Show HN: Kate's App
Scope and Purpose of the App
- App is for patients and families/caregivers to coordinate medical information (contacts, appointments, prescriptions, medical documents, logs).
- Not intended as a clinic/insurer portal; explicitly framed as “for families, not providers,” though wording about “medical caregivers” creates some ambiguity.
- Some commenters question the unique value versus tools like Google Docs, WhatsApp, or existing patient portals (e.g., MyChart), while others note those don’t unify data across providers or multiple caregivers.
Legal, Regulatory, and Jurisdiction Issues
- Major concern: handling highly sensitive health data without visible terms of service, privacy policy, or compliance posture.
- Repeated advice to consult lawyers, especially on HIPAA, FTC, COPPA, US state privacy laws, GDPR, Canadian PIPEDA, etc.
- Debate on whether HIPAA directly applies:
- One side: app is not a covered entity; HIPAA applies only if health providers use it under a Business Associate Agreement.
- Other side: by design targeting health information and “caregivers,” risk is high; at minimum, providers using it could be in violation.
- EU-focused comments note that accepting EU users without GDPR-compliant policies and a Data Protection Officer (given medical data) is likely illegal.
- Several suggest temporarily taking the service down until legal and compliance issues are addressed.
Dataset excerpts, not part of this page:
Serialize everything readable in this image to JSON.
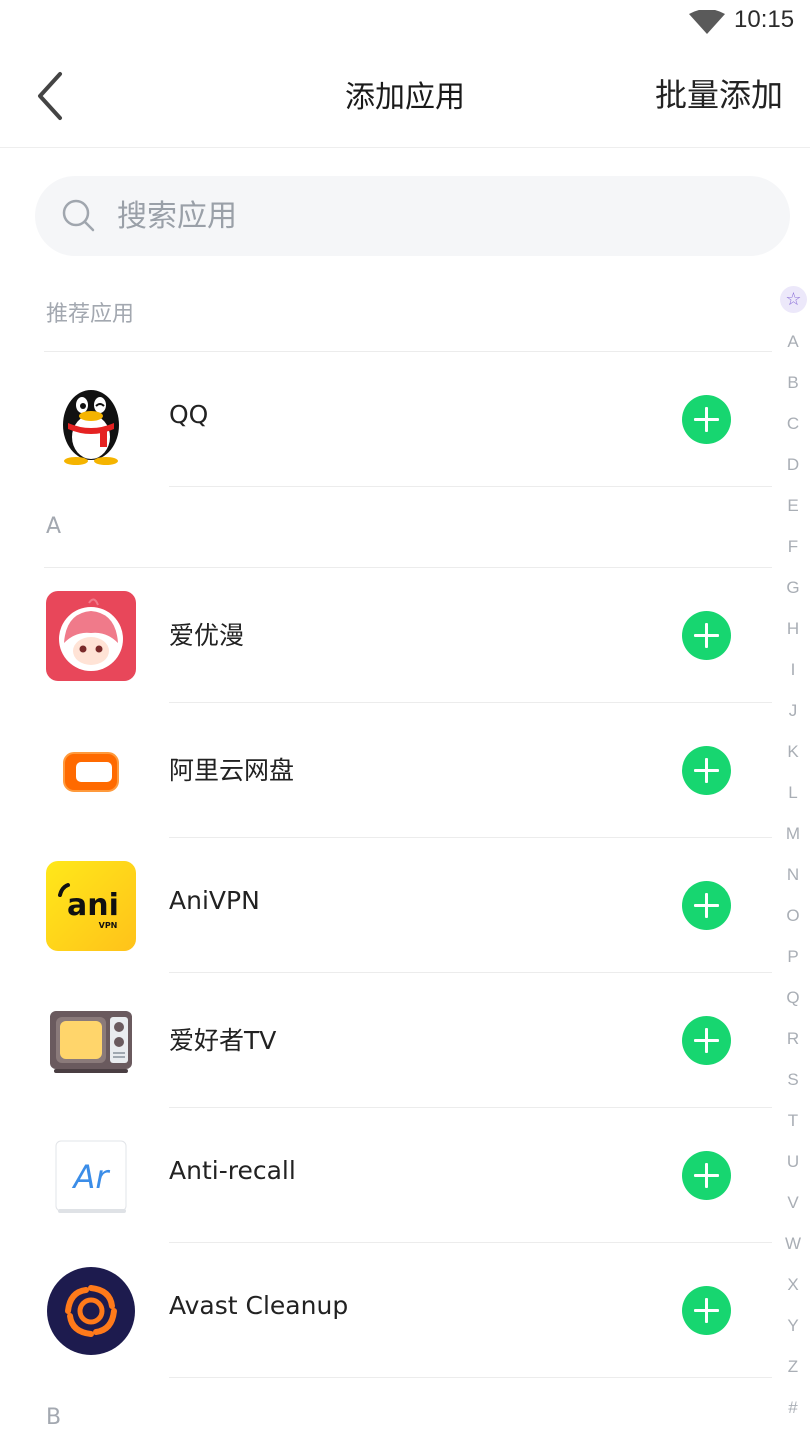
{
  "status_bar": {
    "time": "10:15",
    "wifi_icon": "wifi-icon"
  },
  "header": {
    "title": "添加应用",
    "batch_add": "批量添加",
    "back_icon": "back-arrow-icon"
  },
  "search": {
    "placeholder": "搜索应用",
    "icon": "search-icon"
  },
  "sections": {
    "recommended": "推荐应用",
    "a": "A",
    "b": "B"
  },
  "apps": [
    {
      "name": "QQ",
      "icon": "qq-penguin-icon"
    },
    {
      "name": "爱优漫",
      "icon": "aiyouman-icon"
    },
    {
      "name": "阿里云网盘",
      "icon": "aliyun-drive-icon"
    },
    {
      "name": "AniVPN",
      "icon": "anivpn-icon",
      "icon_text": "ani",
      "icon_subtext": "VPN"
    },
    {
      "name": "爱好者TV",
      "icon": "tv-icon"
    },
    {
      "name": "Anti-recall",
      "icon": "anti-recall-icon",
      "icon_text": "Ar"
    },
    {
      "name": "Avast Cleanup",
      "icon": "avast-cleanup-icon"
    }
  ],
  "add_button_icon": "plus-icon",
  "index_bar": {
    "star": "☆",
    "letters": [
      "A",
      "B",
      "C",
      "D",
      "E",
      "F",
      "G",
      "H",
      "I",
      "J",
      "K",
      "L",
      "M",
      "N",
      "O",
      "P",
      "Q",
      "R",
      "S",
      "T",
      "U",
      "V",
      "W",
      "X",
      "Y",
      "Z",
      "#"
    ]
  },
  "colors": {
    "accent_green": "#17d670",
    "muted_text": "#a3a8b0",
    "search_bg": "#f5f6f8"
  }
}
Security and Data Protection
- Critiques: no visible HIPAA/privacy statements, rudimentary access control, unverified accounts, potential for insecure ID-based URLs, unclear encryption practices, no self-service deletion initially.
- Suggestions:
- Encrypt data in transit and at rest; consider application-level encryption so admins can’t read PHI.
- Implement strong access control, logging, deletion mechanisms.
- Run automated security scans (OWASP tools, cloud/container scanners).
- Consider local-first / client-side storage or end-to-end encrypted architectures to reduce regulatory surface.
Trust, UX, and Presentation
- Lack of identity information about the operator, missing policies, and hidden WHOIS are seen as major trust gaps.
- UI feedback: add padding/margins, fix broken links, improve design and mobile layout, provide screenshots or demo videos.
- Some praise the idea as humane and needed given fragmented healthcare, while others say it’s too legally risky as a “learning project” unless kept very small/invite-only.
Future Direction and Suggestions
- Ideas: calendar view, FHIR/HealthKit integration, interoperability with provider systems, or pivoting to local/self-hosted.
- Mixed advice: some urge “keep going but harden security and read regulations”; others insist on shutting down publicly until legal and compliance basics are in place.